In a more perfect world, Roy Cohn would belong in a chapter of history long since closed. Cohn should be a cautionary tale against self-loathing. His most enduring relevance since his 1986 death should be as a character in Tony Kushner’s Angels in America.
As you may have noticed, however, our world is not perfect. Being dead for the past 30 years has not stopped Roy Cohn from affecting the lives of queer Americans. In short, the lawyer who made a name for himself aiding Joseph McCarthy in the prosecution of Communists and helping to send Ethel and Julius Rosenberg to the electric chair also happens to be the man who helped shape a young real estate mogul into President Donald J. Trump.
The end of Cohn’s life is well-known to fans of theater and anyone who watched the 2003 HBO miniseries adaptation of Angels in America. In the miniseries, Al Pacino plays a fictionalized version of Roy Cohn as he dies from AIDS. This portrayal would seem to line up with the real-life Cohn, at least as described by Republican necromancer Roger Stone in a 2008 New Yorker interview: Homosexual in practice but not interested in being identified as such.
“Roy was not gay,” said Stone. “He was a man who liked having sex with men. Gays were weak, effeminate.
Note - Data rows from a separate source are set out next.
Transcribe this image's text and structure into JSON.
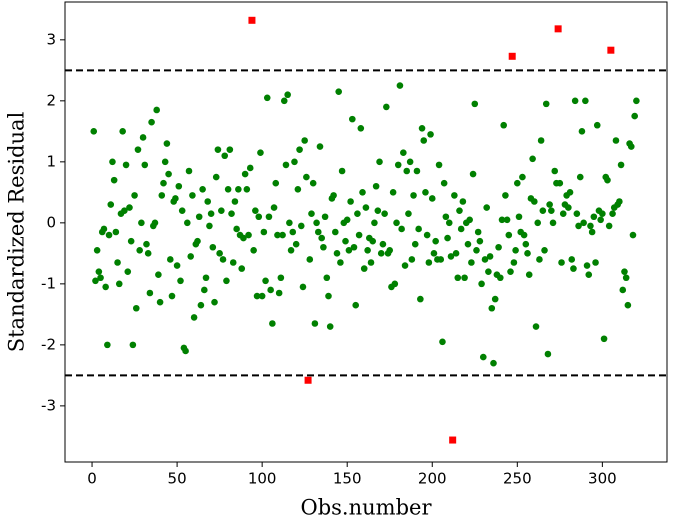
{
  "chart_data": {
    "type": "scatter",
    "xlabel": "Obs.number",
    "ylabel": "Standardized Residual",
    "xlim": [
      -15.9,
      338
    ],
    "ylim": [
      -3.92,
      3.62
    ],
    "xticks": [
      0,
      50,
      100,
      150,
      200,
      250,
      300
    ],
    "yticks": [
      -3,
      -2,
      -1,
      0,
      1,
      2,
      3
    ],
    "hlines": [
      2.5,
      -2.5
    ],
    "hline_color": "#000000",
    "series": [
      {
        "color": "#008000",
        "marker": "circle",
        "x": [
          1,
          2,
          3,
          4,
          5,
          6,
          7,
          8,
          9,
          10,
          11,
          12,
          13,
          14,
          15,
          16,
          17,
          18,
          19,
          20,
          21,
          22,
          23,
          24,
          25,
          26,
          27,
          28,
          29,
          30,
          31,
          32,
          33,
          34,
          35,
          36,
          37,
          38,
          39,
          40,
          41,
          42,
          43,
          44,
          45,
          46,
          47,
          48,
          49,
          50,
          51,
          52,
          53,
          54,
          55,
          56,
          57,
          58,
          59,
          60,
          61,
          62,
          63,
          64,
          65,
          66,
          67,
          68,
          69,
          70,
          71,
          72,
          73,
          74,
          75,
          76,
          77,
          78,
          79,
          80,
          81,
          82,
          83,
          84,
          85,
          86,
          87,
          88,
          89,
          90,
          91,
          92,
          93,
          95,
          96,
          97,
          98,
          99,
          100,
          101,
          102,
          103,
          104,
          105,
          106,
          107,
          108,
          109,
          110,
          111,
          112,
          113,
          114,
          115,
          116,
          117,
          118,
          119,
          120,
          121,
          122,
          123,
          124,
          125,
          126,
          128,
          129,
          130,
          131,
          132,
          133,
          134,
          135,
          136,
          137,
          138,
          139,
          140,
          141,
          142,
          143,
          144,
          145,
          146,
          147,
          148,
          149,
          150,
          151,
          152,
          153,
          154,
          155,
          156,
          157,
          158,
          159,
          160,
          161,
          162,
          163,
          164,
          165,
          166,
          167,
          168,
          169,
          170,
          171,
          172,
          173,
          174,
          175,
          176,
          177,
          178,
          179,
          180,
          181,
          182,
          183,
          184,
          185,
          186,
          187,
          188,
          189,
          190,
          191,
          192,
          193,
          194,
          195,
          196,
          197,
          198,
          199,
          200,
          201,
          202,
          203,
          204,
          205,
          206,
          207,
          208,
          209,
          210,
          211,
          213,
          214,
          215,
          216,
          217,
          218,
          219,
          220,
          221,
          222,
          223,
          224,
          225,
          226,
          227,
          228,
          229,
          230,
          231,
          232,
          233,
          234,
          235,
          236,
          237,
          238,
          239,
          240,
          241,
          242,
          243,
          244,
          245,
          246,
          248,
          249,
          250,
          251,
          252,
          253,
          254,
          255,
          256,
          257,
          258,
          259,
          260,
          261,
          262,
          263,
          264,
          265,
          266,
          267,
          268,
          269,
          270,
          271,
          272,
          273,
          275,
          276,
          277,
          278,
          279,
          280,
          281,
          282,
          283,
          284,
          285,
          286,
          287,
          288,
          289,
          290,
          291,
          292,
          293,
          294,
          295,
          296,
          297,
          298,
          299,
          300,
          301,
          302,
          303,
          304,
          306,
          307,
          308,
          309,
          310,
          311,
          312,
          313,
          314,
          315,
          316,
          317,
          318,
          319,
          320
        ],
        "values": [
          1.5,
          -0.95,
          -0.45,
          -0.8,
          -0.9,
          -0.15,
          -0.1,
          -1.05,
          -2.0,
          -0.2,
          0.3,
          1.0,
          0.7,
          -0.15,
          -0.65,
          -1.0,
          0.15,
          1.5,
          0.2,
          0.95,
          -0.8,
          0.25,
          -0.3,
          -2.0,
          0.45,
          -1.4,
          1.2,
          -0.45,
          0.0,
          1.4,
          0.95,
          -0.35,
          -0.5,
          -1.15,
          1.65,
          -0.05,
          0.0,
          1.85,
          -0.85,
          -1.3,
          0.45,
          0.65,
          1.0,
          1.3,
          0.8,
          -0.6,
          -1.2,
          0.35,
          0.4,
          -0.7,
          0.6,
          -0.95,
          0.2,
          -2.05,
          -2.1,
          0.0,
          0.85,
          -0.55,
          0.45,
          -1.55,
          -0.35,
          -0.3,
          0.1,
          -1.35,
          0.55,
          -1.1,
          -0.9,
          0.35,
          -0.05,
          0.15,
          -0.4,
          -1.3,
          0.75,
          1.2,
          -0.5,
          0.2,
          -0.6,
          1.1,
          -0.95,
          0.55,
          1.2,
          0.15,
          -0.65,
          0.35,
          -0.1,
          0.55,
          -0.2,
          -0.75,
          -0.25,
          0.8,
          0.55,
          -0.2,
          0.9,
          -0.45,
          0.2,
          -1.2,
          0.1,
          1.15,
          -1.2,
          -0.15,
          -0.95,
          2.05,
          0.1,
          -1.1,
          -1.65,
          0.25,
          0.65,
          -0.2,
          -1.15,
          -0.9,
          -0.2,
          2.0,
          0.95,
          2.1,
          0.0,
          -0.45,
          -0.15,
          1.0,
          -0.35,
          0.55,
          1.2,
          -0.05,
          -1.05,
          1.35,
          0.75,
          -0.6,
          0.15,
          0.65,
          -1.65,
          0.0,
          -0.15,
          1.25,
          -0.25,
          -0.4,
          0.1,
          -0.9,
          -1.2,
          -1.7,
          0.4,
          0.45,
          -0.15,
          -0.5,
          2.15,
          -0.65,
          0.85,
          0.0,
          -0.3,
          0.05,
          -0.45,
          0.35,
          1.7,
          -0.4,
          -1.35,
          0.15,
          -0.2,
          1.55,
          0.5,
          -0.75,
          0.25,
          -0.45,
          -0.25,
          -0.65,
          -0.3,
          0.0,
          0.6,
          0.2,
          1.0,
          -0.5,
          -0.35,
          0.15,
          1.9,
          -0.5,
          -0.45,
          -1.05,
          0.5,
          -1.0,
          0.0,
          0.95,
          2.25,
          -0.1,
          1.15,
          -0.7,
          0.85,
          0.15,
          1.0,
          -0.6,
          0.45,
          -0.35,
          0.85,
          -0.1,
          -1.25,
          1.55,
          1.35,
          0.5,
          -0.2,
          -0.65,
          1.45,
          0.4,
          -0.5,
          -0.3,
          -0.6,
          0.95,
          -0.6,
          -1.95,
          0.65,
          0.1,
          -0.25,
          0.0,
          -0.55,
          0.45,
          -0.5,
          -0.9,
          0.2,
          -0.1,
          0.35,
          -0.9,
          0.0,
          -0.35,
          0.05,
          -0.65,
          0.8,
          1.95,
          -0.45,
          -0.15,
          -0.3,
          -1.0,
          -2.2,
          -0.6,
          0.25,
          -0.8,
          -0.55,
          -1.4,
          -2.3,
          -1.25,
          -0.85,
          -0.4,
          -0.9,
          0.05,
          1.6,
          0.45,
          0.05,
          -0.2,
          -0.8,
          -0.65,
          -0.45,
          0.65,
          0.1,
          -0.15,
          0.75,
          -0.2,
          -0.35,
          -0.5,
          -0.85,
          0.4,
          1.05,
          0.35,
          -1.7,
          0.0,
          -0.6,
          1.35,
          0.2,
          -0.45,
          1.95,
          -2.15,
          0.3,
          0.2,
          0.0,
          0.85,
          0.65,
          0.65,
          -0.65,
          0.15,
          0.3,
          0.45,
          0.25,
          0.5,
          -0.6,
          -0.75,
          2.0,
          0.15,
          -0.05,
          0.75,
          1.5,
          0.0,
          2.0,
          -0.7,
          -0.85,
          -0.05,
          -0.15,
          0.1,
          -0.65,
          1.6,
          0.2,
          0.05,
          0.15,
          -1.9,
          0.75,
          0.7,
          -0.05,
          0.15,
          0.25,
          1.35,
          0.3,
          0.35,
          0.95,
          -1.1,
          -0.8,
          -0.9,
          -1.35,
          1.3,
          1.25,
          -0.2,
          1.75,
          2.0
        ]
      },
      {
        "color": "#ff0000",
        "marker": "square",
        "x": [
          94,
          127,
          212,
          247,
          274,
          305
        ],
        "values": [
          3.32,
          -2.58,
          -3.56,
          2.73,
          3.18,
          2.83
        ]
      }
    ]
  }
}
He always seemed to have these young blond boys around. It just wasn’t discussed. He was interested in power and access.”
Cohn’s sexual preferences did nothing to prevent him from participating in the Lavender Scare — a McCarthy-directed witch hunt parallel to the Red Scare that ultimately resulted in around 5,000 gay men and lesbians being fired from government positions.